By far the most powerful tool in the early development of organic chemistry was elemental analysis. Answering the following problems will help you understand some of the factors that were involved in this procedure. Nowadays various kinds of spectroscopy have largely replaced elemental analysis, but in general results from combustion analysis are still required for publishing reports of new compounds. This is among the most venerable, if not the most sensible, traditions in organic chemistry.
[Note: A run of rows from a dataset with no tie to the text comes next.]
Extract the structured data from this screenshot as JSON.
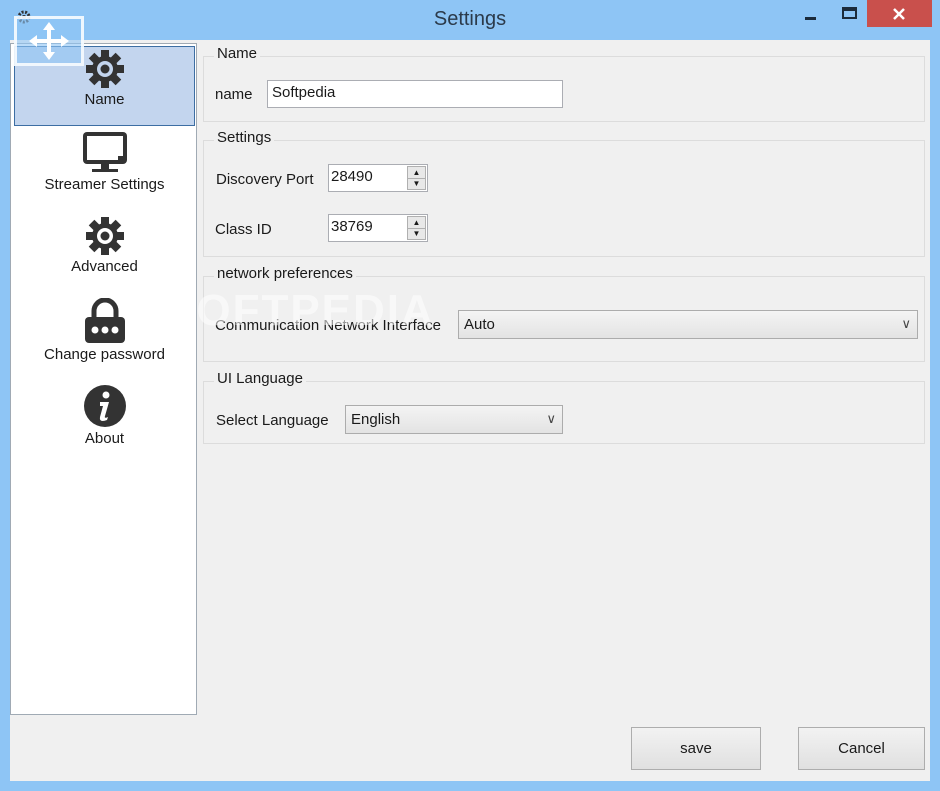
{
  "window": {
    "title": "Settings",
    "controls": {
      "minimize": "–",
      "maximize": "□",
      "close": "×"
    },
    "colors": {
      "frame": "#8ec5f5",
      "close": "#c9504c",
      "selected": "#c3d5ee"
    }
  },
  "sidebar": {
    "items": [
      {
        "label": "Name",
        "icon": "gear-icon",
        "selected": true
      },
      {
        "label": "Streamer Settings",
        "icon": "monitor-icon",
        "selected": false
      },
      {
        "label": "Advanced",
        "icon": "gear-icon",
        "selected": false
      },
      {
        "label": "Change password",
        "icon": "lock-icon",
        "selected": false
      },
      {
        "label": "About",
        "icon": "info-icon",
        "selected": false
      }
    ]
  },
  "main": {
    "name_group": {
      "title": "Name",
      "name_label": "name",
      "name_value": "Softpedia"
    },
    "settings_group": {
      "title": "Settings",
      "port_label": "Discovery Port",
      "port_value": "28490",
      "class_label": "Class ID",
      "class_value": "38769"
    },
    "network_group": {
      "title": "network preferences",
      "interface_label": "Communication Network Interface",
      "interface_value": "Auto"
    },
    "language_group": {
      "title": "UI Language",
      "language_label": "Select Language",
      "language_value": "English"
    }
  },
  "footer": {
    "save_label": "save",
    "cancel_label": "Cancel"
  },
  "watermark": "SOFTPEDIA"
}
1. Compare the elemental percent composition of urea using modern atomic weights with Wöhler's values for theory and experiment. What do you notice?

2. How good are Berzelius's values for atomic weights?

3. Liebig and Wöhler found that salts of fulminic acid (HONC) and cyanic acid (HOCN) were isomeric. How accurate would elemental analyses have to be to reveal that "a liquid hydrocarbon" (say C₁₂H₂₆) and "the olefiant gas" (C₂H₄) are not isomeric? What if, by the liquid hydrocarbon Wöhler meant an olefin, such as butylene (C₄H₈)?

4. After consulting the page on Liebig's method of analysis, reconstruct how the elemental analysis of urea could have been done experimentally. (You need also to know that when heated with cupric oxide and copper many substances released their nitrogen as N₂ which could be measured by volume.) In light of this approach examine the theoretical and experimental results in Wöhler's paper carefully for errors in logic or arithmetic or both. What do you conclude?